My Robin Hobb odyssey continues with the Tawny Man trilogy. I'm pretty sure the Liveship Traders trilogy is set between Farseer and Tawny Man but I don't own those books, though I have read the Rain Wilds Chronicles which also reference them. I should probably read them. Maybe for my birthday.
FitzChivalry Farseer is no more. He has embraced his public death and adopted the life of Tom Badgerlock, a hermit and sometime scribe living with his pet wolf, Nighteyes, and his adopted son, Hap. But a man cannot outrun his past and soon the time comes for Tom Badgerlock to act again as the Catalyst of the White Prophet. Young Prince Dutiful, heir to the Farseer throne, has gone missing just before his betrothal ceremony. Queen Kettricken and her advisor, Chade, dispatch Tom with the prince's retrieval. The Fool has also changed his identity for Lord Golden, a rich nobleman who takes Tom on as a servant and bodyguard. Together, they search for the prince, stumbling right into the machinations of a faction of Witted calling themselves the Piebalds after a disgraced prince of the Farseer line. But Dutiful has not merely been kidnapped. Fitz suspects something much more dangerous and wrong at work.

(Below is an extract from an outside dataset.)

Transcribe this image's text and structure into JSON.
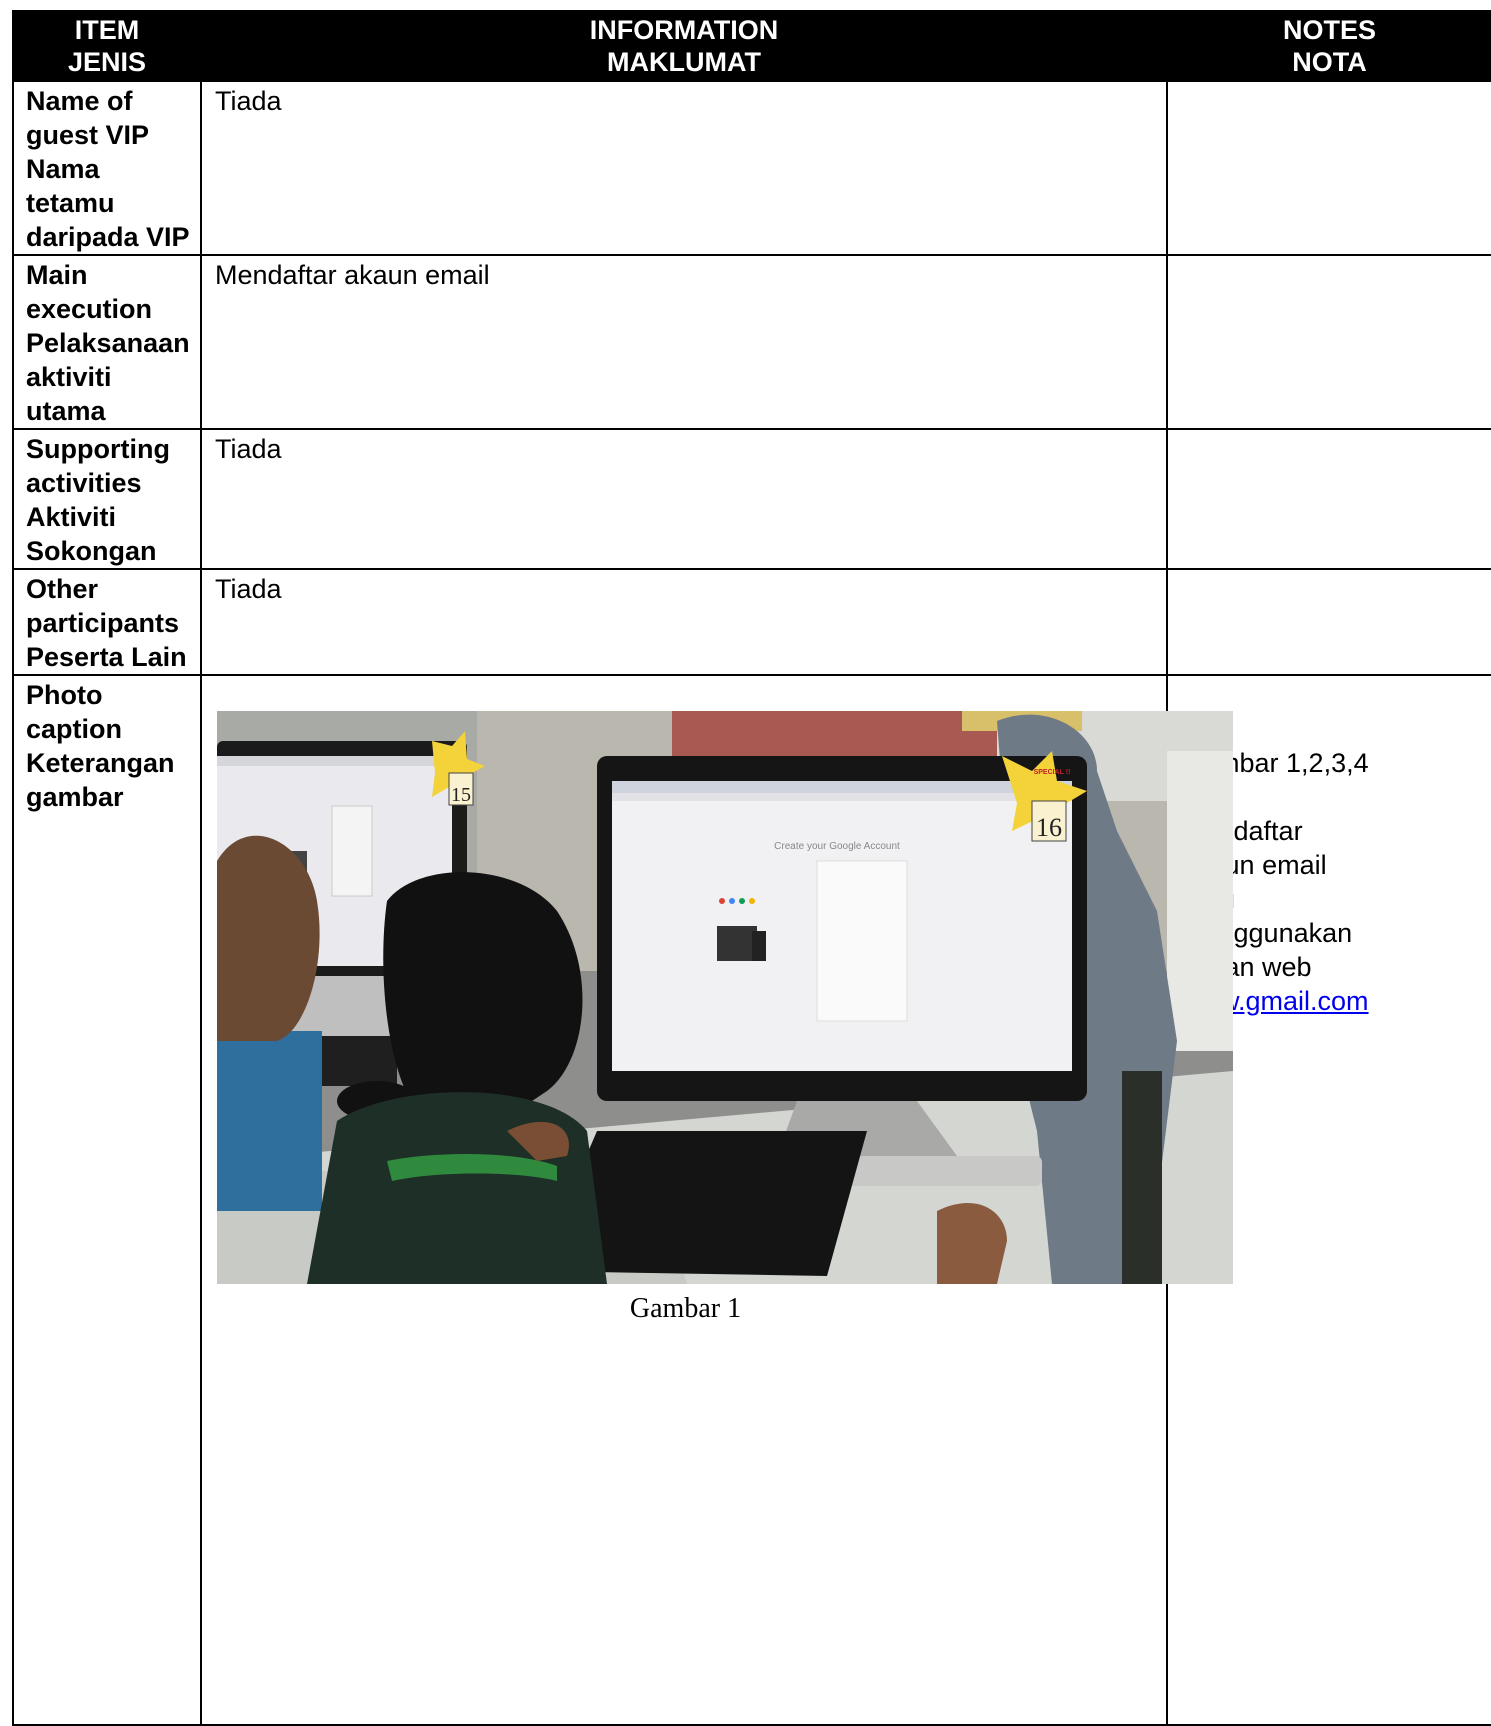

I had also read this series before but I have less memories of it than the Farseer books. In that way, it did feel much more like I was reading it for the first time. The Fool is such an interesting character. The androgyny creates so many possibilities to be explored. I also am deeply awed at the amount of world building in each entry. The Six Duchies feels like a real place set within an even larger world.
It's hard to maintain a sense of tension over more than one book, much less multiple series, but Hobb puts together stories brick by brick, building to a monument of storytelling.